Uomini che vivono per la strada, esseri umani che non possono vedere i figli perché ex mogli arrabbiate hanno fatto in modo che la giustizia ingiusta si scagliasse contro i loro ex coniugi. Figli che crescono senza il desiderio di vedere il padre e che il più delle volte si convincono della malvagità dell’uomo che l’ha generati, senza nemmeno indagare  a fondo.

Nel profondo sud italiano spesso accade che le donne di una certa età non vogliano sfasciare i loro matrimoni in maniera visibile e succede, quindi, che certi uomini vengano sopportati perché portatori di soldi in casa e, nella migliore delle ipotesi, offrono un’apparenza di famiglia. Qualcosa del genere accadeva in casa Misseri, dove Michele da anni dormiva su una sdraio in cucina e la moglie non considerava più marito. Un uomo rozzo, ignorante, ma lavoratore. Si poteva sopportare. Ma a quale prezzo?

Chissà in quante ore di angosce l’orco è diventato tale e ha maturato un sentimento di vendetta contro le donne da portarlo al punto di desiderare una ragazzina, sua nipote.
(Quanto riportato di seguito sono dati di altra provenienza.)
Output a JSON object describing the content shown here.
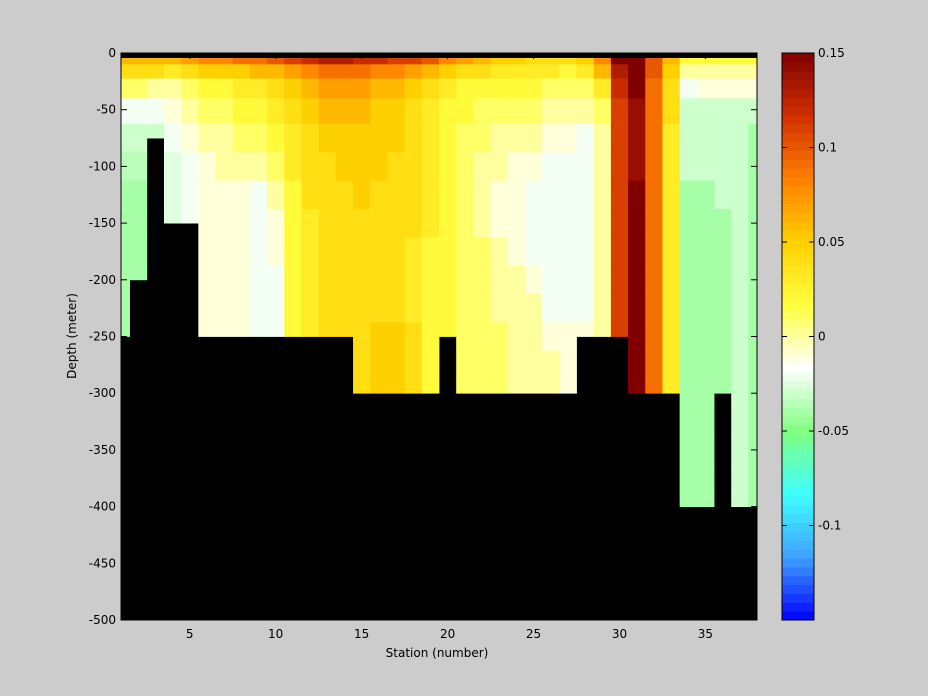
{
  "chart_data": {
    "type": "heatmap",
    "xlabel": "Station (number)",
    "ylabel": "Depth (meter)",
    "xlim": [
      1,
      38
    ],
    "ylim": [
      -500,
      0
    ],
    "x_ticks": [
      5,
      10,
      15,
      20,
      25,
      30,
      35
    ],
    "y_ticks": [
      0,
      -50,
      -100,
      -150,
      -200,
      -250,
      -300,
      -350,
      -400,
      -450,
      -500
    ],
    "colorbar": {
      "range": [
        -0.15,
        0.15
      ],
      "ticks": [
        0.15,
        0.1,
        0.05,
        0,
        -0.05,
        -0.1
      ],
      "tick_labels": [
        "0.15",
        "0.1",
        "0.05",
        "0",
        "-0.05",
        "-0.1"
      ],
      "colormap": [
        "#0000ff",
        "#3fa0ff",
        "#40ffff",
        "#80ff80",
        "#ffffff",
        "#ffff40",
        "#ffd000",
        "#ff8000",
        "#d03000",
        "#800000"
      ]
    },
    "stations": [
      1,
      2,
      3,
      4,
      5,
      6,
      7,
      8,
      9,
      10,
      11,
      12,
      13,
      14,
      15,
      16,
      17,
      18,
      19,
      20,
      21,
      22,
      23,
      24,
      25,
      26,
      27,
      28,
      29,
      30,
      31,
      32,
      33,
      34,
      35,
      36,
      37,
      38
    ],
    "bottom_depth": [
      250,
      200,
      75,
      150,
      150,
      250,
      250,
      250,
      250,
      250,
      250,
      250,
      250,
      250,
      300,
      300,
      300,
      300,
      300,
      250,
      300,
      300,
      300,
      300,
      300,
      300,
      300,
      250,
      250,
      250,
      300,
      300,
      300,
      400,
      400,
      300,
      400,
      400
    ],
    "row_depths": [
      0,
      5,
      15,
      30,
      50,
      75,
      100,
      125,
      150,
      175,
      200,
      225,
      250,
      275,
      300,
      325,
      350,
      375,
      400
    ],
    "anomaly": [
      [
        0.08,
        0.06,
        0.04,
        0.01,
        -0.02,
        -0.03,
        -0.035,
        -0.04,
        -0.04,
        -0.04,
        -0.04,
        -0.04,
        -0.04,
        -0.04,
        -0.04,
        -0.04,
        -0.04,
        -0.04,
        -0.04
      ],
      [
        0.08,
        0.06,
        0.04,
        0.01,
        -0.02,
        -0.03,
        -0.035,
        -0.04,
        -0.04,
        -0.04,
        -0.04,
        -0.04,
        -0.04,
        -0.04,
        -0.04,
        -0.04,
        -0.04,
        -0.04,
        -0.04
      ],
      [
        0.09,
        0.06,
        0.04,
        0.0,
        -0.02,
        -0.03,
        -0.035,
        -0.035,
        -0.035,
        -0.035,
        -0.035,
        -0.035,
        -0.035,
        -0.035,
        -0.035,
        -0.035,
        -0.035,
        -0.035,
        -0.035
      ],
      [
        0.1,
        0.06,
        0.03,
        0.0,
        -0.01,
        -0.02,
        -0.025,
        -0.025,
        -0.025,
        -0.025,
        -0.025,
        -0.025,
        -0.025,
        -0.025,
        -0.025,
        -0.025,
        -0.025,
        -0.025,
        -0.025
      ],
      [
        0.1,
        0.07,
        0.04,
        0.01,
        0.0,
        -0.01,
        -0.02,
        -0.02,
        -0.02,
        -0.02,
        -0.02,
        -0.02,
        -0.02,
        -0.02,
        -0.02,
        -0.02,
        -0.02,
        -0.02,
        -0.02
      ],
      [
        0.11,
        0.08,
        0.05,
        0.02,
        0.01,
        0.0,
        -0.01,
        -0.01,
        -0.01,
        -0.01,
        -0.01,
        -0.01,
        -0.01,
        -0.01,
        -0.01,
        -0.01,
        -0.01,
        -0.01,
        -0.01
      ],
      [
        0.12,
        0.08,
        0.05,
        0.02,
        0.01,
        0.0,
        0.0,
        -0.01,
        -0.01,
        -0.01,
        -0.01,
        -0.01,
        -0.01,
        -0.01,
        -0.01,
        -0.01,
        -0.01,
        -0.01,
        -0.01
      ],
      [
        0.13,
        0.09,
        0.05,
        0.03,
        0.02,
        0.01,
        0.0,
        -0.01,
        -0.01,
        -0.01,
        -0.01,
        -0.01,
        -0.01,
        -0.01,
        -0.01,
        -0.01,
        -0.01,
        -0.01,
        -0.01
      ],
      [
        0.13,
        0.09,
        0.06,
        0.03,
        0.02,
        0.01,
        0.0,
        -0.02,
        -0.02,
        -0.02,
        -0.02,
        -0.02,
        -0.02,
        -0.02,
        -0.02,
        -0.02,
        -0.02,
        -0.02,
        -0.02
      ],
      [
        0.14,
        0.1,
        0.06,
        0.04,
        0.03,
        0.02,
        0.01,
        0.0,
        -0.01,
        -0.01,
        -0.02,
        -0.02,
        -0.02,
        -0.02,
        -0.02,
        -0.02,
        -0.02,
        -0.02,
        -0.02
      ],
      [
        0.14,
        0.11,
        0.07,
        0.05,
        0.04,
        0.03,
        0.03,
        0.02,
        0.02,
        0.02,
        0.02,
        0.02,
        0.02,
        0.02,
        0.02,
        0.02,
        0.02,
        0.02,
        0.02
      ],
      [
        0.15,
        0.12,
        0.08,
        0.06,
        0.05,
        0.04,
        0.04,
        0.04,
        0.03,
        0.03,
        0.03,
        0.03,
        0.03,
        0.03,
        0.03,
        0.03,
        0.03,
        0.03,
        0.03
      ],
      [
        0.15,
        0.13,
        0.09,
        0.07,
        0.06,
        0.05,
        0.04,
        0.04,
        0.04,
        0.04,
        0.04,
        0.04,
        0.04,
        0.04,
        0.04,
        0.04,
        0.04,
        0.04,
        0.04
      ],
      [
        0.15,
        0.13,
        0.09,
        0.07,
        0.06,
        0.05,
        0.05,
        0.04,
        0.04,
        0.04,
        0.04,
        0.04,
        0.04,
        0.04,
        0.04,
        0.04,
        0.04,
        0.04,
        0.04
      ],
      [
        0.15,
        0.12,
        0.09,
        0.07,
        0.06,
        0.05,
        0.05,
        0.05,
        0.04,
        0.04,
        0.04,
        0.04,
        0.04,
        0.04,
        0.04,
        0.04,
        0.04,
        0.04,
        0.04
      ],
      [
        0.15,
        0.12,
        0.08,
        0.06,
        0.05,
        0.05,
        0.05,
        0.04,
        0.04,
        0.04,
        0.04,
        0.04,
        0.05,
        0.05,
        0.05,
        0.05,
        0.05,
        0.05,
        0.05
      ],
      [
        0.15,
        0.11,
        0.08,
        0.06,
        0.05,
        0.05,
        0.04,
        0.04,
        0.04,
        0.04,
        0.04,
        0.04,
        0.05,
        0.05,
        0.05,
        0.05,
        0.05,
        0.05,
        0.05
      ],
      [
        0.14,
        0.11,
        0.07,
        0.05,
        0.04,
        0.04,
        0.04,
        0.04,
        0.04,
        0.03,
        0.03,
        0.03,
        0.04,
        0.04,
        0.04,
        0.04,
        0.04,
        0.04,
        0.04
      ],
      [
        0.13,
        0.1,
        0.06,
        0.04,
        0.03,
        0.03,
        0.03,
        0.03,
        0.03,
        0.02,
        0.02,
        0.02,
        0.02,
        0.02,
        0.02,
        0.02,
        0.02,
        0.02,
        0.02
      ],
      [
        0.1,
        0.08,
        0.05,
        0.03,
        0.02,
        0.02,
        0.02,
        0.02,
        0.02,
        0.02,
        0.02,
        0.02,
        0.02,
        0.02,
        0.02,
        0.02,
        0.02,
        0.02,
        0.02
      ],
      [
        0.09,
        0.07,
        0.04,
        0.02,
        0.02,
        0.01,
        0.01,
        0.01,
        0.01,
        0.01,
        0.01,
        0.01,
        0.01,
        0.01,
        0.01,
        0.01,
        0.01,
        0.01,
        0.01
      ],
      [
        0.08,
        0.06,
        0.04,
        0.02,
        0.01,
        0.01,
        0.0,
        0.0,
        0.0,
        0.01,
        0.01,
        0.01,
        0.01,
        0.01,
        0.01,
        0.01,
        0.01,
        0.01,
        0.01
      ],
      [
        0.07,
        0.05,
        0.03,
        0.02,
        0.01,
        0.0,
        0.0,
        -0.01,
        -0.01,
        0.0,
        0.0,
        0.0,
        0.01,
        0.01,
        0.01,
        0.01,
        0.01,
        0.01,
        0.01
      ],
      [
        0.06,
        0.05,
        0.03,
        0.02,
        0.01,
        0.0,
        -0.01,
        -0.01,
        -0.01,
        -0.01,
        0.0,
        0.0,
        0.0,
        0.0,
        0.0,
        0.0,
        0.0,
        0.0,
        0.0
      ],
      [
        0.05,
        0.04,
        0.03,
        0.02,
        0.01,
        0.0,
        -0.01,
        -0.02,
        -0.02,
        -0.02,
        -0.01,
        0.0,
        0.0,
        0.0,
        0.0,
        0.0,
        0.0,
        0.0,
        0.0
      ],
      [
        0.05,
        0.04,
        0.03,
        0.01,
        0.0,
        -0.01,
        -0.02,
        -0.02,
        -0.02,
        -0.02,
        -0.02,
        -0.02,
        -0.01,
        0.0,
        0.0,
        0.0,
        0.0,
        0.0,
        0.0
      ],
      [
        0.05,
        0.04,
        0.02,
        0.01,
        0.0,
        -0.01,
        -0.02,
        -0.02,
        -0.02,
        -0.02,
        -0.02,
        -0.02,
        -0.01,
        -0.01,
        -0.01,
        -0.01,
        -0.01,
        -0.01,
        -0.01
      ],
      [
        0.06,
        0.05,
        0.03,
        0.01,
        0.0,
        -0.02,
        -0.02,
        -0.02,
        -0.02,
        -0.02,
        -0.02,
        -0.02,
        -0.01,
        -0.01,
        -0.01,
        -0.01,
        -0.01,
        -0.01,
        -0.01
      ],
      [
        0.1,
        0.08,
        0.06,
        0.03,
        0.01,
        0.0,
        0.0,
        0.0,
        0.0,
        0.0,
        0.0,
        0.0,
        0.0,
        0.0,
        0.0,
        0.0,
        0.0,
        0.0,
        0.0
      ],
      [
        0.15,
        0.15,
        0.13,
        0.12,
        0.11,
        0.11,
        0.11,
        0.11,
        0.11,
        0.11,
        0.11,
        0.11,
        0.11,
        0.11,
        0.11,
        0.11,
        0.11,
        0.11,
        0.11
      ],
      [
        0.15,
        0.15,
        0.15,
        0.15,
        0.14,
        0.14,
        0.14,
        0.15,
        0.15,
        0.15,
        0.15,
        0.15,
        0.15,
        0.15,
        0.15,
        0.15,
        0.15,
        0.15,
        0.15
      ],
      [
        0.11,
        0.1,
        0.1,
        0.09,
        0.09,
        0.09,
        0.09,
        0.09,
        0.09,
        0.09,
        0.09,
        0.09,
        0.09,
        0.09,
        0.09,
        0.09,
        0.09,
        0.09,
        0.09
      ],
      [
        0.08,
        0.06,
        0.05,
        0.04,
        0.04,
        0.03,
        0.03,
        0.03,
        0.03,
        0.03,
        0.03,
        0.03,
        0.03,
        0.03,
        0.03,
        0.03,
        0.03,
        0.03,
        0.03
      ],
      [
        0.04,
        0.02,
        0.0,
        -0.02,
        -0.03,
        -0.03,
        -0.03,
        -0.04,
        -0.04,
        -0.04,
        -0.04,
        -0.04,
        -0.04,
        -0.04,
        -0.04,
        -0.04,
        -0.04,
        -0.04,
        -0.04
      ],
      [
        0.04,
        0.02,
        0.0,
        -0.01,
        -0.03,
        -0.03,
        -0.03,
        -0.04,
        -0.04,
        -0.04,
        -0.04,
        -0.04,
        -0.04,
        -0.04,
        -0.04,
        -0.04,
        -0.04,
        -0.04,
        -0.04
      ],
      [
        0.04,
        0.02,
        0.0,
        -0.01,
        -0.03,
        -0.03,
        -0.03,
        -0.03,
        -0.04,
        -0.04,
        -0.04,
        -0.04,
        -0.04,
        -0.04,
        -0.04,
        -0.04,
        -0.04,
        -0.04,
        -0.04
      ],
      [
        0.04,
        0.02,
        0.0,
        -0.01,
        -0.03,
        -0.03,
        -0.03,
        -0.03,
        -0.03,
        -0.03,
        -0.03,
        -0.03,
        -0.03,
        -0.03,
        -0.03,
        -0.03,
        -0.03,
        -0.03,
        -0.03
      ],
      [
        0.04,
        0.02,
        0.0,
        -0.01,
        -0.03,
        -0.04,
        -0.04,
        -0.04,
        -0.04,
        -0.04,
        -0.04,
        -0.04,
        -0.04,
        -0.04,
        -0.04,
        -0.04,
        -0.04,
        -0.04,
        -0.04
      ]
    ]
  }
}
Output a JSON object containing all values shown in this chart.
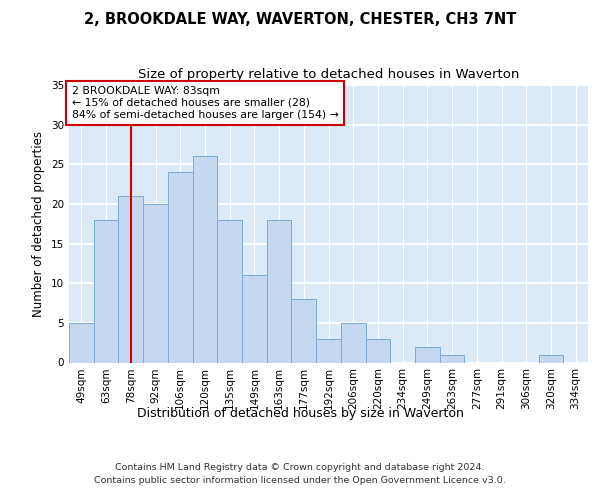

Non c’è solo la gelosia da parte di Sabrina, che vittima dei suoi tanti e comprensibili complessi ha cominciato ad odiare la cuginetta che era ormai donna e carina.

La mano assassina di un individuo come Michele Misseri va punita in modo esemplare come la cattiveria di Sabrina, ma va condannato moralmente l’atteggiamento di Cosima che rappresenta tutta l’ignoranza di certo tipo di femmine, che considera la casa, la famiglia, i figli come proprietà privata dove l’uomo è soltanto un ospite, spesso sgradito.

Finchè questa società, troppo legata ai luoghi comuni e alle antiche credenze non si renderà conto che anche l’uomo, il padre ha un ruolo determinante nella famiglia, ci saranno casi d’implosione privata. Speriamo che non sfocino mai più in casi drammatici come quelli di Sarah Scazzi. Se di mostri dobbiamo parlare sarebbe logico di contarne almeno tre in casa Misseri perché la signora Cosima non è meno degli altri, non per il favoreggiamento a sua figlia ma per aver usato la consueta violenza psicologica sull’uomo. La speranza c’è perché esiste anche, per fortuna, un altro tipo di donna, quella che non si considera la padrona assoluta della prole.

Un nuovo “diritto di famiglia” sarebbe un buon passo sociale, un diritto che vada aldilà delle leggi, che riesca a sensibilizzare l’opinione pubblica troppo spesso soffocata nel nostro paese, in cui la Chiesa ha insegnato che peccare e infrangere la legge è concesso, a patto che si mantenga il segreto. Non vi ricorda un altro tipo di organizzazione?